E que o trabalho doméstico dentro de casa não seja somente uma obrigação feminina! Que haja justa divisão das tarefas domiciliares nas famílias onde ambos trabalham, e não a dupla jornada (super exploração) da mulher!

Marchamos para que a responsabilidade da criação das crianças seja tanto da mãe quanto do pai, com participações equivalentes.

Marchamos em defesa das mães solteiras, das mulheres que criaram seus filhos e filhas sozinhas, das mulheres divorciadas que sofrem de preconceito de diversos tipos.

Por relações livres! Sejam monogâmicas ou poligâmicas, fora da lógica da propriedade privada do outro, pelo respeito às relações das mais diversas crenças e religiões.

Pelo respeito e seriedade no tratamento à violência contra as prostitutas, maiores vítimas da exploração capitalista do corpo e da opressão machista; pela não ocultação dos casos de violência e homicídios de prostitutas (mulheres, travestis, transexuais).

Marchamos contra estereótipos em geral e contra os estereótipos do sexo; onde você deve se enquadrar em homem ou mulher, excluindo e marginalizando travestis, transexuais, transgêneros, gays, lésbicas e bissexuais; ou excluindo do direito de constituir família, e de expor carícias em público.

Marchamos contra a heteronormatividade!

Pela liberdade das mulheres em expressar e exercer sua sexualidade sem serem julgadas como provocantes, “fáceis”, vulgares. Porque as que fazem sexo sem a proteção do sagrado laço do matrimônio estão contra a lei de Deus; porque loiras são motivo de piadas, taxadas como burras; roupas ousadas não são sinônimas de convite ao sexo! Simpatia e gentileza não são sinônimas de “estou de dando mole”; ter a mente aberta não significa ser libertina.

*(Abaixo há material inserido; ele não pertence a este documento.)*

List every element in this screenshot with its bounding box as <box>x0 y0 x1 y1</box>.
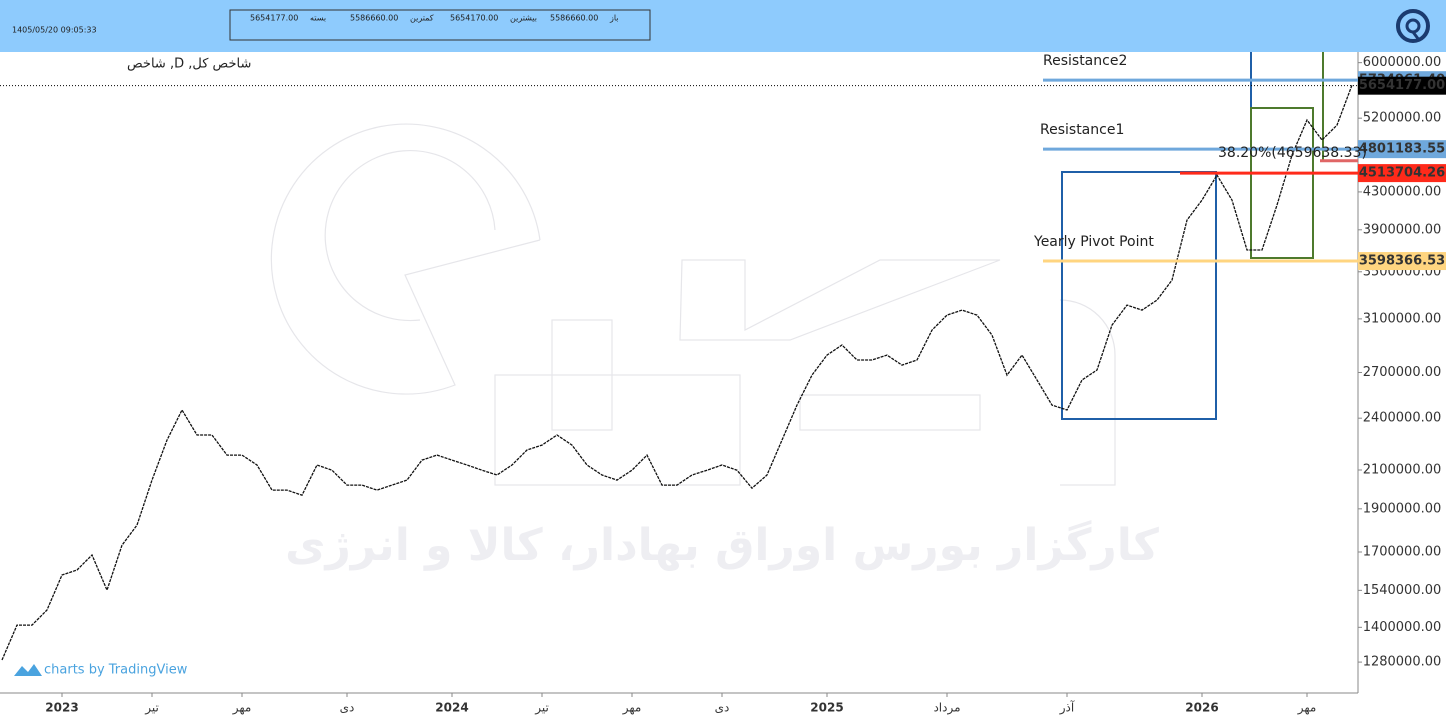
x-tick-label: آذر <box>1059 700 1075 716</box>
x-tick-label: دی <box>715 701 730 715</box>
level-name: 38.20%(4659638.33) <box>1218 145 1367 161</box>
level-price-box <box>1358 76 1446 95</box>
level-name: Resistance2 <box>1043 53 1127 69</box>
y-tick-label: 4300000.00 <box>1363 184 1442 199</box>
level-name: Resistance1 <box>1040 122 1124 138</box>
ohlc-value: 5654170.00 <box>450 14 498 23</box>
credit: charts by TradingView <box>14 663 188 678</box>
x-tick-label: 2024 <box>435 701 468 715</box>
drawings <box>1061 52 1324 420</box>
ohlc-label: کمترین <box>410 14 434 23</box>
ohlc-box <box>229 9 651 41</box>
watermark: کارگزار بورس اوراق بهادار، کالا و انرژی <box>285 519 1159 571</box>
ohlc-value: 5654177.00 <box>250 14 298 23</box>
datetime: 1405/05/20 09:05:33 <box>12 26 97 35</box>
ohlc-label: بسته <box>310 14 326 23</box>
credit-text: charts by TradingView <box>44 663 188 678</box>
y-tick-label: 2400000.00 <box>1363 411 1442 426</box>
y-tick-label: 2700000.00 <box>1363 365 1442 380</box>
top-bar <box>0 0 1446 52</box>
ohlc-label: باز <box>609 14 619 23</box>
level-price-box <box>1358 140 1446 159</box>
y-tick-label: 1280000.00 <box>1363 655 1442 670</box>
x-tick-label: مرداد <box>933 701 960 716</box>
x-tick-label: دی <box>340 701 355 715</box>
x-tick-label: 2026 <box>1185 701 1218 715</box>
y-tick-label: 1700000.00 <box>1363 544 1442 559</box>
y-tick-label: 2100000.00 <box>1363 462 1442 477</box>
level-price-label: 4513704.26 <box>1359 166 1445 181</box>
x-tick-label: 2025 <box>810 701 843 715</box>
y-tick-label: 1400000.00 <box>1363 620 1442 635</box>
y-tick-label: 6000000.00 <box>1363 55 1442 70</box>
y-tick-label: 1900000.00 <box>1363 501 1442 516</box>
x-tick-label: مهر <box>1297 701 1317 716</box>
y-tick-label: 3900000.00 <box>1363 222 1442 237</box>
ohlc-label: بیشترین <box>510 14 537 23</box>
level-price-box <box>1358 164 1446 183</box>
x-tick-label: مهر <box>232 701 252 716</box>
level-price-label: 4801183.55 <box>1359 142 1445 157</box>
ohlc-value: 5586660.00 <box>350 14 398 23</box>
level-name: Yearly Pivot Point <box>1033 234 1154 250</box>
price-line <box>1 84 1353 661</box>
logo <box>1396 9 1430 43</box>
y-tick-label: 3100000.00 <box>1363 311 1442 326</box>
x-tick-label: تیر <box>534 701 549 716</box>
y-tick-label: 5200000.00 <box>1363 111 1442 126</box>
x-tick-label: مهر <box>622 701 642 716</box>
y-tick-label: 1540000.00 <box>1363 583 1442 598</box>
level-price-label: 5654177.00 <box>1359 78 1445 93</box>
level-price-label: 3598366.53 <box>1359 254 1445 269</box>
watermark-logo <box>270 123 1116 486</box>
symbol: شاخص کل, D, شاخص <box>127 57 251 72</box>
x-tick-label: تیر <box>144 701 159 716</box>
ohlc-value: 5586660.00 <box>550 14 598 23</box>
level-price-box <box>1358 252 1446 271</box>
x-tick-label: 2023 <box>45 701 78 715</box>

Marchamos por utilizarem nossa imagem na mídia como mero objeto sexual! Nossos corpos não são mercadoria!

Porque homens são cobrados a todo instante a provar sua masculinidade, não podem chorar, nem demonstrar carinho por pessoas do mesmo sexo, obrigados a gostar de esportes, possuir uma boa carreira, jamais serem sustentados pela esposa, são obrigados a se alistarem ao serviço militar, pouca visibilidade a sua saúde como se não ficassem doentes, pois são taxados como os seres “fortes”. Pela igualdade de gênero!

Marcharmos, enfim, contra o machismo, reproduzido em atitudes preconceituosas a todo instante, enraizadas no útero da sociedade, assim como a mulher não gosta do papel de submissa, certamente o homem não deveria gostar do papel de opressor.

Marcharmos para que o feminismo não seja confundido com sexismo, não há gênero superior, não é vingança, não há “machismo ao contrário”. É a tomada de consciência da posição de subordinação de gênero, uma luta por direitos básicos e respeito a todas e todos.

Marchamos, pois a marcha das vadias é um instrumento a serviço da transformação do mundo e da emancipação do gênero humano. Lutamos para que todo tipo de discriminação seja extinta junto aos antigos conceitos decretados à mulher.

Afinal “o pessoal é político” (Carol Hanisch), e tanto os conceitos e as práticas morais como as sociais continuam cúmplices do machismo. O movimento não é só da mulher; em toda a sociedade nada ocorre isoladamente, a história acontece em conjunto, movimentos sociais estão interligados. E a emancipação da mulher, só ocorrerá com a superação do sistema capitalista, com a libertação do gênero humano, quando todos estiverem livres dos padrões e dos patrões, e ter como escolher para si o que lhe for melhor.

Se ser LIVRE é ser vadia, somos TODAS vadias.